Following his father’s guidance, Kostbar started his career working in the bread bakery, Loafin Around, in Washington, D.C. and completed his education at the Culinary Institute of America. Upon graduation, he returned to D.C. to work under Bob Kinkead at the landmark seafood restaurant, Kinkead’s.
Later, he returned to CIA to complete a yearlong seafood fellowship program. Through the program he met his mentor Howard Clark who guided him to New York City. There he worked three years at the Waldorf Astoria under Executive Chef John Doherty. Kostbar learned valuable lessons working in all venues of the hotel including its fine dining restaurant, Peacock Alley, under chef Laurant Gras.

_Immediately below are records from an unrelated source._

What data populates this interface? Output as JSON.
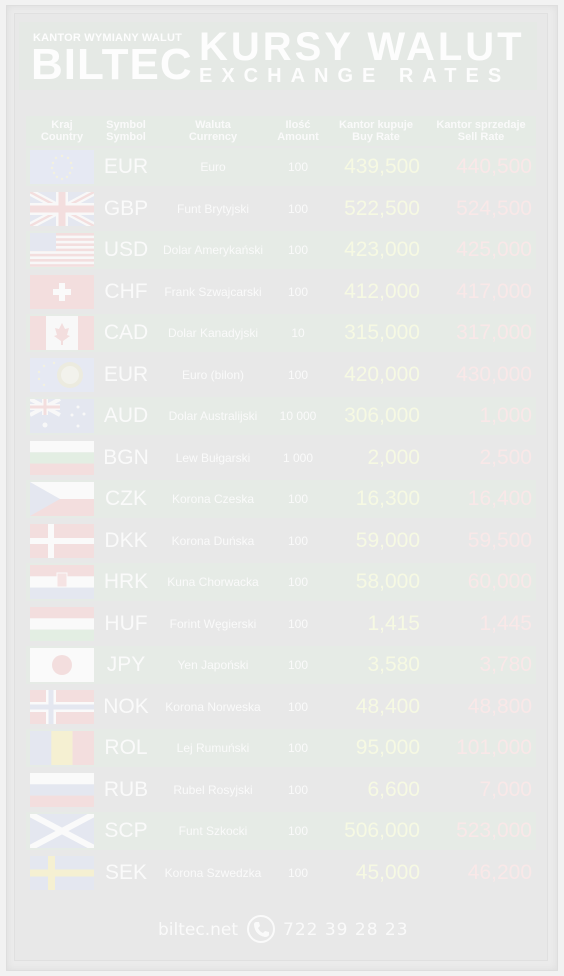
{
  "header": {
    "brand_small": "KANTOR WYMIANY WALUT",
    "brand": "BILTEC",
    "title": "KURSY WALUT",
    "subtitle": "EXCHANGE RATES"
  },
  "columns": {
    "country_pl": "Kraj",
    "country_en": "Country",
    "symbol_pl": "Symbol",
    "symbol_en": "Symbol",
    "currency_pl": "Waluta",
    "currency_en": "Currency",
    "amount_pl": "Ilość",
    "amount_en": "Amount",
    "buy_pl": "Kantor kupuje",
    "buy_en": "Buy Rate",
    "sell_pl": "Kantor sprzedaje",
    "sell_en": "Sell Rate"
  },
  "rows": [
    {
      "flag": "eu-flag-icon",
      "symbol": "EUR",
      "currency": "Euro",
      "amount": "100",
      "buy": "439,500",
      "sell": "440,500"
    },
    {
      "flag": "uk-flag-icon",
      "symbol": "GBP",
      "currency": "Funt Brytyjski",
      "amount": "100",
      "buy": "522,500",
      "sell": "524,500"
    },
    {
      "flag": "us-flag-icon",
      "symbol": "USD",
      "currency": "Dolar Amerykański",
      "amount": "100",
      "buy": "423,000",
      "sell": "425,000"
    },
    {
      "flag": "ch-flag-icon",
      "symbol": "CHF",
      "currency": "Frank Szwajcarski",
      "amount": "100",
      "buy": "412,000",
      "sell": "417,000"
    },
    {
      "flag": "ca-flag-icon",
      "symbol": "CAD",
      "currency": "Dolar Kanadyjski",
      "amount": "10",
      "buy": "315,000",
      "sell": "317,000"
    },
    {
      "flag": "eu-coin-flag-icon",
      "symbol": "EUR",
      "currency": "Euro (bilon)",
      "amount": "100",
      "buy": "420,000",
      "sell": "430,000"
    },
    {
      "flag": "au-flag-icon",
      "symbol": "AUD",
      "currency": "Dolar Australijski",
      "amount": "10 000",
      "buy": "306,000",
      "sell": "1,000"
    },
    {
      "flag": "bg-flag-icon",
      "symbol": "BGN",
      "currency": "Lew Bułgarski",
      "amount": "1 000",
      "buy": "2,000",
      "sell": "2,500"
    },
    {
      "flag": "cz-flag-icon",
      "symbol": "CZK",
      "currency": "Korona Czeska",
      "amount": "100",
      "buy": "16,300",
      "sell": "16,400"
    },
    {
      "flag": "dk-flag-icon",
      "symbol": "DKK",
      "currency": "Korona Duńska",
      "amount": "100",
      "buy": "59,000",
      "sell": "59,500"
    },
    {
      "flag": "hr-flag-icon",
      "symbol": "HRK",
      "currency": "Kuna Chorwacka",
      "amount": "100",
      "buy": "58,000",
      "sell": "60,000"
    },
    {
      "flag": "hu-flag-icon",
      "symbol": "HUF",
      "currency": "Forint Węgierski",
      "amount": "100",
      "buy": "1,415",
      "sell": "1,445"
    },
    {
      "flag": "jp-flag-icon",
      "symbol": "JPY",
      "currency": "Yen Japoński",
      "amount": "100",
      "buy": "3,580",
      "sell": "3,780"
    },
    {
      "flag": "no-flag-icon",
      "symbol": "NOK",
      "currency": "Korona Norweska",
      "amount": "100",
      "buy": "48,400",
      "sell": "48,800"
    },
    {
      "flag": "ro-flag-icon",
      "symbol": "ROL",
      "currency": "Lej Rumuński",
      "amount": "100",
      "buy": "95,000",
      "sell": "101,000"
    },
    {
      "flag": "ru-flag-icon",
      "symbol": "RUB",
      "currency": "Rubel Rosyjski",
      "amount": "100",
      "buy": "6,600",
      "sell": "7,000"
    },
    {
      "flag": "scot-flag-icon",
      "symbol": "SCP",
      "currency": "Funt Szkocki",
      "amount": "100",
      "buy": "506,000",
      "sell": "523,000"
    },
    {
      "flag": "se-flag-icon",
      "symbol": "SEK",
      "currency": "Korona Szwedzka",
      "amount": "100",
      "buy": "45,000",
      "sell": "46,200"
    }
  ],
  "footer": {
    "site": "biltec.net",
    "phone_icon": "phone-icon",
    "phone": "722 39 28 23"
  }
}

His next venture was at Gramercy Tavern Restaurant where he fell in love with Chef Tom Colicchio’s approach of cooking seasonal New American Cuisine. He spent three years there cutting his teeth as a cook and sous chef. While living in Park Slope, Brooklyn, Kostbar met John Tucker, the owner of Rose Water restaurant and eventually came to work for him as his in his Executive Chef.
When Kostbar moved to Fairfield, CT, he joined forces with Chef Michel Nischan as Chef de Cuisine at Paul Newman’s Dressing Room Restaurant in Westport. Here he amplified his knowledge of seasonal, local, sustainable, organic food. Most recently, he was Executive Chef at Bin 100 in Milford, CT, owned by Elena Fusco, cooking up his passion for Mediterranean cuisine with his own personal flair.
The sum of Kostbar’s experiences is a philosophy that food—from farm to table—should be treated and prepared with respect, care, and integrity.